Es stehen immer wieder längere Fahretappen an, darunter ein besonders eindrucksvoller Abschnitt über das Hochplateau, der mit geländegängigen Jeeps auf unbefestigten Pisten gefahren wird. Diese Passage verlangt Geduld und eine gewisse Widerstandsfähigkeit, belohnt jedoch mit außergewöhnlichen Landschaftseindrücken, die die meisten Pamir-Touristen so nicht erleben.
Aufgrund der Höhenlagen ist eine gute körperliche Verfassung notwendig. Die Wanderungen setzen Trittsicherheit, sicheres Gehen und ausreichende Kondition im unebenen Gelände voraus. Am Pik Lenin erwartet Sie die anspruchsvollste Etappe mit bis zu acht Stunden Gehzeit und rund 400 Höhenmetern im Auf- und Abstieg. Zudem sollten Sie auf deutliche Temperaturunterschiede zwischen dem warmen Tiefland und kühlen Hochgebirge vorbereitet sein.
Übernachtungen:
Die Unterbringung erfolgt teilweise in einfachen, privat geführten Gästehäusern (Homestays) mit Mehrbettzimmern sowie sehr einfachen sanitären Anlagen im Freien. Die Ausstattung ist funktional und saisonal auf Reisende ausgerichtet und entspricht keinesfalls dem Standard eines Hotels oder einer Pension, bietet jedoch authentische Einblicke in das Leben vor Ort.

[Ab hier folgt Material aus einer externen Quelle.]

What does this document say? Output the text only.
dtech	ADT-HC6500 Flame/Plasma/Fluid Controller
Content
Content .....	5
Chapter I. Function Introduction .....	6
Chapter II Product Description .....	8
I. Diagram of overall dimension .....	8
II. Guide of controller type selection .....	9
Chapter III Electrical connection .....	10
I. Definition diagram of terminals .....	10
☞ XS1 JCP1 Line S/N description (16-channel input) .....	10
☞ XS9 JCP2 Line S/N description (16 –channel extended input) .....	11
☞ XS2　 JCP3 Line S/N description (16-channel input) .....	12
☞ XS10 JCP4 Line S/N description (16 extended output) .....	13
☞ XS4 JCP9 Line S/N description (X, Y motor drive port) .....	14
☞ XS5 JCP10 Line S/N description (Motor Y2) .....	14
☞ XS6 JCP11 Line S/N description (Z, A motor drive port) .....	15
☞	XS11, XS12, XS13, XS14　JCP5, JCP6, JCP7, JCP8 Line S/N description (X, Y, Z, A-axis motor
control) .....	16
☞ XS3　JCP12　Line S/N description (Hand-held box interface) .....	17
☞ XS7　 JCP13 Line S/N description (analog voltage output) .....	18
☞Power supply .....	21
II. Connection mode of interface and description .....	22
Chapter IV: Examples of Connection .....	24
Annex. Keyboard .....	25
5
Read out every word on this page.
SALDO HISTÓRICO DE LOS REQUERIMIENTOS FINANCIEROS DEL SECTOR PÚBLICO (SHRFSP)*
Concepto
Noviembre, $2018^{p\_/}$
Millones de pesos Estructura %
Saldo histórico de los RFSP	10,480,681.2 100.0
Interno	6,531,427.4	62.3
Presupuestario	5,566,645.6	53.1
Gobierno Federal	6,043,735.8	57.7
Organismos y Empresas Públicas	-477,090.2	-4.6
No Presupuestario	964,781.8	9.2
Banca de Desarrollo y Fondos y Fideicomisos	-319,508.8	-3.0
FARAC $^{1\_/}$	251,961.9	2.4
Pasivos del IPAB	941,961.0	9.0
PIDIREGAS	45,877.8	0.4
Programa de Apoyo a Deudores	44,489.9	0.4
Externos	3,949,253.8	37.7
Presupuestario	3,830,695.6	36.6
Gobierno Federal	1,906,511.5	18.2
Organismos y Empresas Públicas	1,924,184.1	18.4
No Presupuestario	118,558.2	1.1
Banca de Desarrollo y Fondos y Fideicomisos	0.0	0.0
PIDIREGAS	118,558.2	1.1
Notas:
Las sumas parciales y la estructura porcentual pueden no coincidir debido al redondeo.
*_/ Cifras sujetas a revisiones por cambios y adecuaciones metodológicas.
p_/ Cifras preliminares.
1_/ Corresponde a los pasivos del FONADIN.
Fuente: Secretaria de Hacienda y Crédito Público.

Am Iskanderkul-See wohnen wir in einfachen Holzhütten im Base Camp mit eigener Dusche und WC.
Im Basislager am Pik Lenin kann von ca. Ende Juni bis Anfang September übernachtet werden. Es verfügt über großzügige Gruppenzelte sowie ein separates Küchenzelt mit eigenem Küchenteam. Je nach Termin und Verfügbarkeit erfolgt die Übernachtung alternativ in einem Gästehaus im nahegelegenen Ort Sary Tasch, verbunden mit einem Tagesausflug ins Basislager.
Programmänderungen:
Die Wanderung auf dem „Pass der Freundschaft“ (Tag 17) ist witterungsabhängig. Bei Terminen im Mai, Juni oder September kann es aufgrund der Witterung zu einem geänderten Ablauf kommen. Dann besuchen wir stattdessen die Gegend um das Basislager.
Die Fahrt durch den Wakhan-Korridor verläuft überwiegend entlang der afghanischen Grenze. Dabei ist die Grenzlinie landschaftlich nicht immer klar gezogen. Sollten es aus grenzpolitischen Gründen zu Einschränkungen kommen, wird alternativ eine Route ab Khorog über die M41 gewählt.
Reiseanmeldung: Bitte senden Sie uns parallel zur Reiseanmeldung die gültige Reisepasskopie aller Reisenden per Mail zu.
Inlandsflug:
Der Inlandsflug wird in der Regel mit der kirgisischen Air Manas durchgeführt. Luftfahrtunternehmen aus Kirgistan stehen derzeit auf der EU-Liste von Airlines ohne Zulassung für Langstreckenflüge in die Europäische Union. Die zuständigen Behörden arbeiten jedoch intensiv an der Verbesserung der Sicherheitsstandards und investieren erhebliche Mittel mit dem Ziel, künftig von dieser Liste gestrichen zu werden.
Hinweise
Bitte informieren Sie sich vor Reisebuchung über die aktuellen Einreise- & Gesundheitsbestimmungen: Usbekistan, Tadschikistan & Kirgistan
Diese Reise hat den Schwierigkeitsgrad 2-3
Ein guter Reiseschutz sichert ab!
Wir empfehlen Ihnen unbedingt den rechtzeitigen Abschluss einer Reiserücktritt- und Auslandsreisekrankenversicherung.
Mobilitätshinweis: Wir sind verpflichtet darauf hinzuweisen, dass diese Reise im Allgemeinen für Personen mit eingeschränkter Mobilität nicht geeignet sein kann. Falls Sie sich unsicher sind, sprechen Sie uns bitte vor einer Buchung an.
Diese Reise wird von einem langjährigen Kooperationspartner durchgeführt. Es gelten die AGB unseres Partners, die wir Ihnen auf Wunsch gerne zusenden.